As to that forum that told you not to bond the equipotential grid to the house grounding system, whoever was posting that there is full of baloney, to put it extremely mildly. NEC 680.26(B)(6)(a) explains it most clearly (strong emphasis mine):
(a) Double-Insulated Water Pump Motors. Where a double-insulated water pump motor is installed under the provisions of this rule, a solid 8 AWG copper conductor of sufficient length to make a bonding connection to a replacement motor shall be extended from the bonding grid to an accessible point in the vicinity of the pool pump motor. Where there is no connection between the swimming pool bonding grid and the equipment grounding system for the premises, this bonding conductor shall be connected to the equipment
grounding conductor of the motor circuit.

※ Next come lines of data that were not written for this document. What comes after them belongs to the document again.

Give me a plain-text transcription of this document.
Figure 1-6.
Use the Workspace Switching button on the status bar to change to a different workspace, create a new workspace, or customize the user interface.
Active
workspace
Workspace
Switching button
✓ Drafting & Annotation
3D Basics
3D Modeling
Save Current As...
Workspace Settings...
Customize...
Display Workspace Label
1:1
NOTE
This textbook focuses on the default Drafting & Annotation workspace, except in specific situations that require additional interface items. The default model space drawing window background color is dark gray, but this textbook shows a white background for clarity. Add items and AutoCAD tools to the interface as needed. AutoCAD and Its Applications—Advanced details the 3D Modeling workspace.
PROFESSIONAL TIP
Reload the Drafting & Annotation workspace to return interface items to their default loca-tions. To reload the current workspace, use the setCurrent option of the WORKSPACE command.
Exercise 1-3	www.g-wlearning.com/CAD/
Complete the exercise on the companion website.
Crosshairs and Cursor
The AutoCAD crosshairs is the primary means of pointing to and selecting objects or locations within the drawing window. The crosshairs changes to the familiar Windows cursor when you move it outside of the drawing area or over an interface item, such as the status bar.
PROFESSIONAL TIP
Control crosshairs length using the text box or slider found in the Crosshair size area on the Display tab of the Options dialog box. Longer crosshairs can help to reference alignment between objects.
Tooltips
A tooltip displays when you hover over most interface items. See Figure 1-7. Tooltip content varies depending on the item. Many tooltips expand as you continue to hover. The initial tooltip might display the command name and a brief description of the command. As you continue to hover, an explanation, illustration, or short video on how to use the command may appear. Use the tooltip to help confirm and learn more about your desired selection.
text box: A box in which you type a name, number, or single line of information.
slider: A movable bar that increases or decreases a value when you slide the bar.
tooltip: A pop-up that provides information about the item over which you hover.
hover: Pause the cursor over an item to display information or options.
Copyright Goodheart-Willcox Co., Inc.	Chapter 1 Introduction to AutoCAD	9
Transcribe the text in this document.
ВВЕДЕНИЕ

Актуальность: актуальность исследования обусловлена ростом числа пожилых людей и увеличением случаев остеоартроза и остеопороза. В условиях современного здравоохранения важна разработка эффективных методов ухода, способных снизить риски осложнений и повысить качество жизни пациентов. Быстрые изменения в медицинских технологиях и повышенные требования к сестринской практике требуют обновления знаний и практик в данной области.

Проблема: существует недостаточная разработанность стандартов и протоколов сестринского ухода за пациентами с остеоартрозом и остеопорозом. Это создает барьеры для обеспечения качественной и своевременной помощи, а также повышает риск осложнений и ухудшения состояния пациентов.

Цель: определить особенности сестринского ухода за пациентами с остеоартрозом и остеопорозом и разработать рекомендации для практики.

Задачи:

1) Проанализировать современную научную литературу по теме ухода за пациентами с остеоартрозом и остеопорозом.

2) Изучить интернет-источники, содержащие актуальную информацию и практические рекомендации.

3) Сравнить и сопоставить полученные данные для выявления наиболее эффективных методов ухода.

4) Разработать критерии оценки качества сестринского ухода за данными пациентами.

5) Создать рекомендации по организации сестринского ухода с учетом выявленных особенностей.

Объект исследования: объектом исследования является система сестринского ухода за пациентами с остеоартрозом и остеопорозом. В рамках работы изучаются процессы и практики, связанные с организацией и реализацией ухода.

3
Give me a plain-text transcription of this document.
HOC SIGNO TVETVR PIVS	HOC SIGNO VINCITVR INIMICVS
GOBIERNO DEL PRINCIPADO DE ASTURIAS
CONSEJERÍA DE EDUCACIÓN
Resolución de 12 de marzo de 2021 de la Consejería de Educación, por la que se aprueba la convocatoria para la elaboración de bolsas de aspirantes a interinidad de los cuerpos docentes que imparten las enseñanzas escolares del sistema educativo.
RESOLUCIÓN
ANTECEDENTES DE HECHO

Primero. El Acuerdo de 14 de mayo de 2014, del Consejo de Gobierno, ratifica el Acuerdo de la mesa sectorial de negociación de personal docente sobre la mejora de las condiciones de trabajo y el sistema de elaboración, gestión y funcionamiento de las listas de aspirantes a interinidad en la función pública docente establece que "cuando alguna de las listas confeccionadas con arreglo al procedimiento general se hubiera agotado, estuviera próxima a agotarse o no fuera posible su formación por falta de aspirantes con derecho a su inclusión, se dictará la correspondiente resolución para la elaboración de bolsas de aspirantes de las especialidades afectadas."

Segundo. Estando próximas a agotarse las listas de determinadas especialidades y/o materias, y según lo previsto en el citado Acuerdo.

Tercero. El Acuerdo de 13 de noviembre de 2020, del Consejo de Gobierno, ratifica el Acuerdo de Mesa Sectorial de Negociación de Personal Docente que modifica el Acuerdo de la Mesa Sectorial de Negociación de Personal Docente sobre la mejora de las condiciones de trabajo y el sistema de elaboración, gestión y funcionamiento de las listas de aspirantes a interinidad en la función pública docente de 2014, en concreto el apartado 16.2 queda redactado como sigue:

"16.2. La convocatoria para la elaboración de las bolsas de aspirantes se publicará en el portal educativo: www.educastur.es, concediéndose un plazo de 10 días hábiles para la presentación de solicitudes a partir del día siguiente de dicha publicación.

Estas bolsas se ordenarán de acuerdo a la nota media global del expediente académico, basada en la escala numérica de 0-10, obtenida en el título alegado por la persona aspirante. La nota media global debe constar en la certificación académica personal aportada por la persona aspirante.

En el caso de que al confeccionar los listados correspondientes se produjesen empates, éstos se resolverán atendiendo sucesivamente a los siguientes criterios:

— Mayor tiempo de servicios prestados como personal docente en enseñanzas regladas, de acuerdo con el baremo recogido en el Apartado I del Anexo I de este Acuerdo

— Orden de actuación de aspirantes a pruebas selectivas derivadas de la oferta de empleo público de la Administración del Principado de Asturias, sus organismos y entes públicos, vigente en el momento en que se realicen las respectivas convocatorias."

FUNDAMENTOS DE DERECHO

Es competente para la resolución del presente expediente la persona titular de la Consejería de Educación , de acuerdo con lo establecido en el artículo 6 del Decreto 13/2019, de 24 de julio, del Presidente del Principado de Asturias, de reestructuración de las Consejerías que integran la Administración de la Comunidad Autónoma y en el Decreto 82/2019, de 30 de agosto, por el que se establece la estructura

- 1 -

Finally, as to that 125A number, it's hooey -- the pool pump motor is 8FLA@240V as per Table 430.248 and uses a 20A breaker from table 430.52, not the whopping 60A fib that you were told. In fact, that 60A number that they're giving you just for the pump is enough to leave 1200VA (600 per leg) for lighting and convenience receptacle loads after the 10A max load from the pool pump and the 40A number given for the heat pump -- which is well over three times the 180VA/outlet the Code tells you to allocate to general receptacles and outlets that aren't covered by other loads.
With that information in hand, we can run 4 6AWG THWNs for the feeder, just as you propose, and 14AWG for the pool pump as 430.22 specifies a conductor rating of 125% of FLA, or 10A in your case. (You can also use 14AWG for the receptacle/lighting circuit -- nothing says it has to be 20A.)